Dan Ulmer: Dogs have always been around
My dad was really good with dogs. I’m not sure what it was, but he just had his way with them and all of his dogs turned out to be great friends.
Dad didn’t like to chain his dogs up or leash them; rather, he was able to train them to come when called, sit when told, and stay when commanded. He believed that dogs needed their freedom and yes, there were occasions when this didn’t work out so well.
Like the time Casey, our German Shepard, drug a deer skin across the street and dumped it in Mrs. Feickert’s yard. She called the police and the police called dad. Dad answered the phone and was informed that Casey had done this dirty deed and dad responded with, “Thanks for calling, we’ll tell him not to do that again,” and he hung up the phone.

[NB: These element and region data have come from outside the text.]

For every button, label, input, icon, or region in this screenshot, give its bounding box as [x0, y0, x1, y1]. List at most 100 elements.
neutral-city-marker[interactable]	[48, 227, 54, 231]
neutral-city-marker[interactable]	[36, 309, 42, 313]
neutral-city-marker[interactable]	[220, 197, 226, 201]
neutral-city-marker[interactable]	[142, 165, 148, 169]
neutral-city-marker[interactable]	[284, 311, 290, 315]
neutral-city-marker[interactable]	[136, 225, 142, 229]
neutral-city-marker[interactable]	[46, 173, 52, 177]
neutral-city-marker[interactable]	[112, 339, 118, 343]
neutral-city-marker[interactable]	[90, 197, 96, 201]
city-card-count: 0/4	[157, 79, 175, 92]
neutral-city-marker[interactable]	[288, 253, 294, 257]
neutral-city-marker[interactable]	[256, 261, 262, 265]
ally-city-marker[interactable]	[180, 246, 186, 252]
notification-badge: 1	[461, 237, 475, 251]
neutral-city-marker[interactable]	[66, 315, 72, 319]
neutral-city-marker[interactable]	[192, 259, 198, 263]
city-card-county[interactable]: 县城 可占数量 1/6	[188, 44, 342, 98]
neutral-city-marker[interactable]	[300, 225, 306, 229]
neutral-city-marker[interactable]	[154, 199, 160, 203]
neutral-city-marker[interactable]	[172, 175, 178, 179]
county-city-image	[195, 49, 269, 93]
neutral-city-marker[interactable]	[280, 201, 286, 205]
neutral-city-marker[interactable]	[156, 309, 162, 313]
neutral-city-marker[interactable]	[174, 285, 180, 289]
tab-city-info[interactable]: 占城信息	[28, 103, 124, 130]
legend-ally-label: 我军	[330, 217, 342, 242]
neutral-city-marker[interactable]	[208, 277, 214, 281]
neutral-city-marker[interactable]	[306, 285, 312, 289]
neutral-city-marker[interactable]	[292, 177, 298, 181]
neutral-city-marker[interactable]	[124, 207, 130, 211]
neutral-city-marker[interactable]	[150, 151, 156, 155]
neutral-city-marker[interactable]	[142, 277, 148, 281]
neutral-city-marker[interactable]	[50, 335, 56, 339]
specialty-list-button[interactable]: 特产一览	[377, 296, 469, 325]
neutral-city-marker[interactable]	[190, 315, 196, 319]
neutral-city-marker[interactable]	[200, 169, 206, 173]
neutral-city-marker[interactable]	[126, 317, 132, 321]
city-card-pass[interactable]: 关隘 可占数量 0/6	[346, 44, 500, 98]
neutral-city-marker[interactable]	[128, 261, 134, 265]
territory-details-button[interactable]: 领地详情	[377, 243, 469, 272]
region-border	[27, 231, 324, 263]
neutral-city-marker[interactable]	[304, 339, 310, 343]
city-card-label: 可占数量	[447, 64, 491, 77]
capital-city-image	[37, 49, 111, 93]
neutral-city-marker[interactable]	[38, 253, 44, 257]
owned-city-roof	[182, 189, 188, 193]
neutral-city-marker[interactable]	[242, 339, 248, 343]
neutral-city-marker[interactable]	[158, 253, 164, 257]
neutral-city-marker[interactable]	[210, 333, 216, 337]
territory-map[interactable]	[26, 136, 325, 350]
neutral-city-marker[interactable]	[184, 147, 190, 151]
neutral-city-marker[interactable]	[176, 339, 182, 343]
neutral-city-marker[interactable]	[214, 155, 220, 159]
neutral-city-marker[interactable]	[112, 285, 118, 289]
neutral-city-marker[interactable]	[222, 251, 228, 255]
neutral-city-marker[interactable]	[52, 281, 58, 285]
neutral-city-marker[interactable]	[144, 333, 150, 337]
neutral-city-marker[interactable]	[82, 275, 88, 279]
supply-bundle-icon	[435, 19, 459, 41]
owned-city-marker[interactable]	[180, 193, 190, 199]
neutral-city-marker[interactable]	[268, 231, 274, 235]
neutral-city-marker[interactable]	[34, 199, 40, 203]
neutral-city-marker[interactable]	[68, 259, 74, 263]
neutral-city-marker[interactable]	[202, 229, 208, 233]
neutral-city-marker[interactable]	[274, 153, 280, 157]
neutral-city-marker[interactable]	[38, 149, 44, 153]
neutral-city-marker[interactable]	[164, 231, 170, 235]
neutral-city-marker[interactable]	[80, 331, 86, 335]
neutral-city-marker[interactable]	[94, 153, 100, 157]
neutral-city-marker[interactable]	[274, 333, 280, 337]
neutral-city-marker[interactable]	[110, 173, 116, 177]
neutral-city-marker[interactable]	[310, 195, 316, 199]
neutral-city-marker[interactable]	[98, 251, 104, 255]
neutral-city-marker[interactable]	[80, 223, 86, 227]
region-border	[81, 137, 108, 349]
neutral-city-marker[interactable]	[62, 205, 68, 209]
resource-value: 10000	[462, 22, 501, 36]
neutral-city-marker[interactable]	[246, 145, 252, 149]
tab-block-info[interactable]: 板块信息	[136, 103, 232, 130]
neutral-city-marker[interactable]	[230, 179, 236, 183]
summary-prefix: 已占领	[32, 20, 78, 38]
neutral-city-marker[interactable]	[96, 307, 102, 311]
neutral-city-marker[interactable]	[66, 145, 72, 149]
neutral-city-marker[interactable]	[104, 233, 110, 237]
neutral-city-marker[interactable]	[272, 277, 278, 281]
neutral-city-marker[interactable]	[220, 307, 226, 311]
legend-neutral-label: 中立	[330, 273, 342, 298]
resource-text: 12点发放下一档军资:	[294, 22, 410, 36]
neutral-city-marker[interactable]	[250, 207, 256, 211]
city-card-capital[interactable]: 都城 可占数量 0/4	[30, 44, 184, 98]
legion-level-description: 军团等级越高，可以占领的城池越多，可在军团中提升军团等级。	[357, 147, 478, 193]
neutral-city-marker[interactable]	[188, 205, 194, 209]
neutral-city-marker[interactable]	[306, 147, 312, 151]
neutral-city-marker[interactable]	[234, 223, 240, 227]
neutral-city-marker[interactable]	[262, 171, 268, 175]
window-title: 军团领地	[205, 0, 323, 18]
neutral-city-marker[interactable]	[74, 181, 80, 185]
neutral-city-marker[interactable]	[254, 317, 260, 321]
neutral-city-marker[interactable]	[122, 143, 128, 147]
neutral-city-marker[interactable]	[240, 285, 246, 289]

Then along came Qualaby, half coyote and half husky. She was a good dog, but she liked to roam way too much… however, she always seemed to know where she was going. When she went missing, dad would call to see if we’d seen her, and most times she was either sitting outside our door or inside our house… then we’d send her home and dad would call 20 minutes later to let us know she made it home.
Then dad found Prairie, a huge golden lab without a mean bone in her body. Dad and Prairie became inseparable. There were quite a few times when folks around the golf course wondered whether dad or Prairie was driving the golf cart.
I remember one day seeing the two of them on hole 3, and I’d swear that dad jumped off the cart, walked up to his ball, and after dad took his shot, Prairie drove the cart up to him.
Then there was Sadie, who came about because my sister’s collie raped Jerry Hoff’s bull terrier. Jerry showed up at our house with this little ball of fur and while he was telling me it would grow up to be a 40-pound dog, the kids fell in love with it… and shortly after we took her in she grew up to be around 100 pounds.
Sadie never did well on a leash, but after we ran her over with the pontoon she mellowed quite bit and became a real home dog, so when unleashed she rarely left our sight or yard. She was my daily jogging companion and would heel at the snap of my fingers or come to my whistle, so we became great friends.
This went on until her rear end refused to follow her front end, and I had to leave her home. She kinda aged out from there and she had my heart on a string. Here’s a fine example of that:
Sady’s bladder was failing. I was chillaxing on our hammock under our deck. Sady was doing the same above me. My boys were cooking burgers on the grill and Sady’s bladder let go. I could see the golden shower dripping through the decking above me, but I couldn’t get out of the way, so I took a direct hit.
My response even surprised me, as most times I would at least jump off the hammock while letting a few curse words explode through the air (BTW, it’s now a scientific fact that cursing when injured relieves pain… not sure how God feels about that but it does seem to work). Rather than fully express my disgust I stayed where I was and muttered, “Poor Sady, she won’t be with us much longer.” Of course, my boys were on their knees in hysterics and all I could do was roll off the hammock and clean myself up.
I haven’t had to experience many golden showers in my time here, but Sady’s sticks in my head because I don’t think I’ll just lay there when the next one comes along.